Pretty anemic compared to the foregoing, but I grew up thinking Velveeta was cheese.

My uncle and cousin both had bars in the basement of the house. Both drank. The cousin quite heavily. This was in Iowa, where it seemed common to me. I am from Tennessee, where there are few houses with basements. With both my uncle and cousin (who were father and son), the upstairs was for cooking and sleeping, while the basement was for TV watching and whatnot. I knew a girl from Ohio whose family complained of lack of basements in Tennessee and found one to their liking.

My parents never had a pet of their own, but sometimes had a ‘rent a pet’, usually a cat that lived down the street of some unknown neighbor who would let the cat out at night, the cat would wander down to our place, my mother would feed it and let it sit on my mother’s lap while she was watching TV. Usually puts the cat out before we went to bed.

I’m not sure which side I’d place my bets on so lets just leave it at “I’m strange but in a basically non-threatening manner”. :smiley:

Are your parents British? That’s the British/Commonwealth way to say it.

When I was growing up, my family had a habit of regularly bouncing back and forward between Australia and the UK every five years or so. That’s not my contribution to the thread - I figured out fairly early that was unusual. What I didn’t really think about till much later was the fact that each time my grandparents came and joined us for long stretches - as in, multi-year stretches. When I think back, I find that rather interesting in an analyzing-family-dynamics kind of way - particularly since as far as I know they didn’t go live with my cousins when they were overseas, but just did a quick few-weeks visit.

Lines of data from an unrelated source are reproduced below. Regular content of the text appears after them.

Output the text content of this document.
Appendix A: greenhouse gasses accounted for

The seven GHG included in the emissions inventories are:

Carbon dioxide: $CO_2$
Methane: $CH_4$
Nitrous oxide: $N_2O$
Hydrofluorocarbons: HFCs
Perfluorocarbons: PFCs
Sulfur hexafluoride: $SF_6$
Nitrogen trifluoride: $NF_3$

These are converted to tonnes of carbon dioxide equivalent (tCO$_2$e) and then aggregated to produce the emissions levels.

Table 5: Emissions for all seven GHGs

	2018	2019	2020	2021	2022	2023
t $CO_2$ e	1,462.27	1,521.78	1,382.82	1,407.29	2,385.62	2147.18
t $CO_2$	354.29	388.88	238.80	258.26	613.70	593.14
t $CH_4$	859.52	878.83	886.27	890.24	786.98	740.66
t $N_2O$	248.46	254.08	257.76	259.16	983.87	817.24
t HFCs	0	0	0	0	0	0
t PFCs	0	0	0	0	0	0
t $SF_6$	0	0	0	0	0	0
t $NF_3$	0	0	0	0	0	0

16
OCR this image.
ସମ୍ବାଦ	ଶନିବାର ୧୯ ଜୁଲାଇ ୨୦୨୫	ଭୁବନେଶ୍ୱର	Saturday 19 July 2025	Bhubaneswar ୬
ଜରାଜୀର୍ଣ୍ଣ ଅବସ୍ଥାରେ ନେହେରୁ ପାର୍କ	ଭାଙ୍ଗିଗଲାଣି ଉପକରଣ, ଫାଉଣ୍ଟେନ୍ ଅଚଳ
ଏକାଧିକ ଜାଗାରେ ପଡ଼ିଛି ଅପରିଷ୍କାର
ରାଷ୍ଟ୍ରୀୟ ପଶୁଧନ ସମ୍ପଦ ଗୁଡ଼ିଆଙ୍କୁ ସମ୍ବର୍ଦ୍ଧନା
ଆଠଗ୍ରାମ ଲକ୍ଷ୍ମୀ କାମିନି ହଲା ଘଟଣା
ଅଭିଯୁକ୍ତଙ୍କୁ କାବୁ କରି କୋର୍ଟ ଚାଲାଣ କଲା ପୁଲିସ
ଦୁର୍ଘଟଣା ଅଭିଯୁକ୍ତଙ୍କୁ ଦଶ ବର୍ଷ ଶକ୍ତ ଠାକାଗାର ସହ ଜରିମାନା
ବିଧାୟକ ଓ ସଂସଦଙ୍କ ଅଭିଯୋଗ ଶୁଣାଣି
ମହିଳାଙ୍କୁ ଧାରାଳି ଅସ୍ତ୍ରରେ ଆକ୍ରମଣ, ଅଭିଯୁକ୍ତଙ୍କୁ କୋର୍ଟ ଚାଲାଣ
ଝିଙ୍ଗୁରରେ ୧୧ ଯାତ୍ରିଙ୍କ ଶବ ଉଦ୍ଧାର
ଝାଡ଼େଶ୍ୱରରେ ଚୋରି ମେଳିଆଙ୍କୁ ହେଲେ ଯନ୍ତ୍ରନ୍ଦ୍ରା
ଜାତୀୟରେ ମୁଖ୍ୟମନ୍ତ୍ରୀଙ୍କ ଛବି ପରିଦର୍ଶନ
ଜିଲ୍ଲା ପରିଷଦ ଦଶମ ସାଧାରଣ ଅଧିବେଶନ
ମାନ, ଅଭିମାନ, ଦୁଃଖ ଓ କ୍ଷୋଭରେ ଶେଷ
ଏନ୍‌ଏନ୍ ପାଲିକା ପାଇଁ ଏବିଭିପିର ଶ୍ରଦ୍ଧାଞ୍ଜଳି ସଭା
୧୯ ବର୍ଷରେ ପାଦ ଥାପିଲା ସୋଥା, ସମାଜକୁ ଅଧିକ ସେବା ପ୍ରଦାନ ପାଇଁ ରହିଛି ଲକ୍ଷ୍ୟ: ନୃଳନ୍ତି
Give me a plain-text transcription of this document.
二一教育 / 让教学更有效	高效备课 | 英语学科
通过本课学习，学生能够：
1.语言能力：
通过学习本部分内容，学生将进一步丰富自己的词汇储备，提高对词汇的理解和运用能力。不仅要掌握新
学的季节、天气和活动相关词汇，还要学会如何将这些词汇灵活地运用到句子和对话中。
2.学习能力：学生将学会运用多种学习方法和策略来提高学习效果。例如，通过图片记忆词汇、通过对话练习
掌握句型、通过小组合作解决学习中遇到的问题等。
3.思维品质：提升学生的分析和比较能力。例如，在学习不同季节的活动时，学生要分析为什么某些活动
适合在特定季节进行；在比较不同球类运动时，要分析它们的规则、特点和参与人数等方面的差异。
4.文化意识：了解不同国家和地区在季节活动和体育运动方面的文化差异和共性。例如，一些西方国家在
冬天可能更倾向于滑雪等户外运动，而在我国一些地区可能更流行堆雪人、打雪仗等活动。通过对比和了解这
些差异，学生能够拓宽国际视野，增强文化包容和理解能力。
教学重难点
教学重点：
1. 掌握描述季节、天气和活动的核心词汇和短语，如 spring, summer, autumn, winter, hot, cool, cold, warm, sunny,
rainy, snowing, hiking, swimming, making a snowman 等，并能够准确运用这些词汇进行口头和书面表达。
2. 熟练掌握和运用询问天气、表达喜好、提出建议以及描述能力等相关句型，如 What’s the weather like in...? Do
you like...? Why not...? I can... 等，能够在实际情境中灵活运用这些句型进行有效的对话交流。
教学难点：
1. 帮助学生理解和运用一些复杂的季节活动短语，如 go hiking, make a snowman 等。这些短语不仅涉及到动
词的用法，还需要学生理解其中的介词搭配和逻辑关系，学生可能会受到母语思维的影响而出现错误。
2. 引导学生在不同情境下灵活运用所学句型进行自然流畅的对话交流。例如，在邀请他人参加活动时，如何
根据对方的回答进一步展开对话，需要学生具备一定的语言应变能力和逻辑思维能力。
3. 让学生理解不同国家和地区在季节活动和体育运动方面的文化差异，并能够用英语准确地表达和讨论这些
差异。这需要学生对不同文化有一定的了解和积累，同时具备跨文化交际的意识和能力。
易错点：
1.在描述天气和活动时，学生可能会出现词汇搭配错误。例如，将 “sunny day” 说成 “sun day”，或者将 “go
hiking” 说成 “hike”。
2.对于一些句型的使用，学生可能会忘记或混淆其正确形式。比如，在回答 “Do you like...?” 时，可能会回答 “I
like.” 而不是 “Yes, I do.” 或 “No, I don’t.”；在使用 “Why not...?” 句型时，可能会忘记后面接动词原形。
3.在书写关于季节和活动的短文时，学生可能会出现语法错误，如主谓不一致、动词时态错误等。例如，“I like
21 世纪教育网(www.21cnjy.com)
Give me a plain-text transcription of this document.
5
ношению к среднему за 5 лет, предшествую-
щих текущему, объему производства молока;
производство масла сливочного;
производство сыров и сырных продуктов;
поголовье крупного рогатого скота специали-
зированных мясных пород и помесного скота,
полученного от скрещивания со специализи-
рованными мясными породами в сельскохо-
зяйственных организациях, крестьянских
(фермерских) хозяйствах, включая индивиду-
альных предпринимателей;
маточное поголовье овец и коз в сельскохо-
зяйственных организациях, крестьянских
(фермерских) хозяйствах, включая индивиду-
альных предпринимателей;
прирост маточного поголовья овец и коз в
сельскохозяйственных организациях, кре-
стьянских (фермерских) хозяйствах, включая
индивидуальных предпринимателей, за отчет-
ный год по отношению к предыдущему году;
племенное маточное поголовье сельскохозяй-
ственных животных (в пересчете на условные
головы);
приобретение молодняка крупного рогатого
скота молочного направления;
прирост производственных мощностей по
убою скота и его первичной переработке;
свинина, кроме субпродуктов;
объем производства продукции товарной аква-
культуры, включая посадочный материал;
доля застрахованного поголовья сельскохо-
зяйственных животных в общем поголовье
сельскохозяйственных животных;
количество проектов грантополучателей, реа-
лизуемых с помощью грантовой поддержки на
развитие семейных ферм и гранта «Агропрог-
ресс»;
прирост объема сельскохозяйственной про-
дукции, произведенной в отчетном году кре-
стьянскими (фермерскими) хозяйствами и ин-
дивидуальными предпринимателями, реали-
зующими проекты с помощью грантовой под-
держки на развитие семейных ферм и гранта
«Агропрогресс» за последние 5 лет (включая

When I was a kid, growing up in the Lower Mainland area of BC in the 60s, my dad always owned a pick-up truck. To have such a vehicle was basically unheard of then. A second vehicle was always another car, never a truck.

But then again, we were originally from Northwest Ontario, and such a thing was quite common there.

We had a picture very similar to this onehanging in the hall (same clock, same Jolly Rogers, different white guys in suits). I used to ask my dad about it, and he’d tell me it was just a club he was in when he was a kid. It was many years later when I found out exactly what club it was, and how rare it was for someone with my dad’s background to be a member.

We had a cistern in the basement when I was a kid, so for most of the year we had nice soft water for washing and bathing. It wasn’t really potable, though, so there was a separate faucet in the kitchen sink for the ‘city water’. I always had to explain to my friends what that meant.

We also had a coal burning furnace and water heater until I was about eight. Any time we needed a lot of hot water, like for laundry or baths, Mom would go down to the basement and shovel coal into the water heater about a half hour beforehand.

My dad traveled during the week and was only home from Friday night through Sunday afternoon. My mom cooked a special dinner for Daddy the nights he was home, and we ate leftovers or simple suppers the rest of the week. Until I was about ten, I didn’t realize that other dads came home every evening and most people had a regular dinner each night.
My sister was younger, and she thought Daddy lived at the airport all week: we would pick him up Friday and return him Sunday.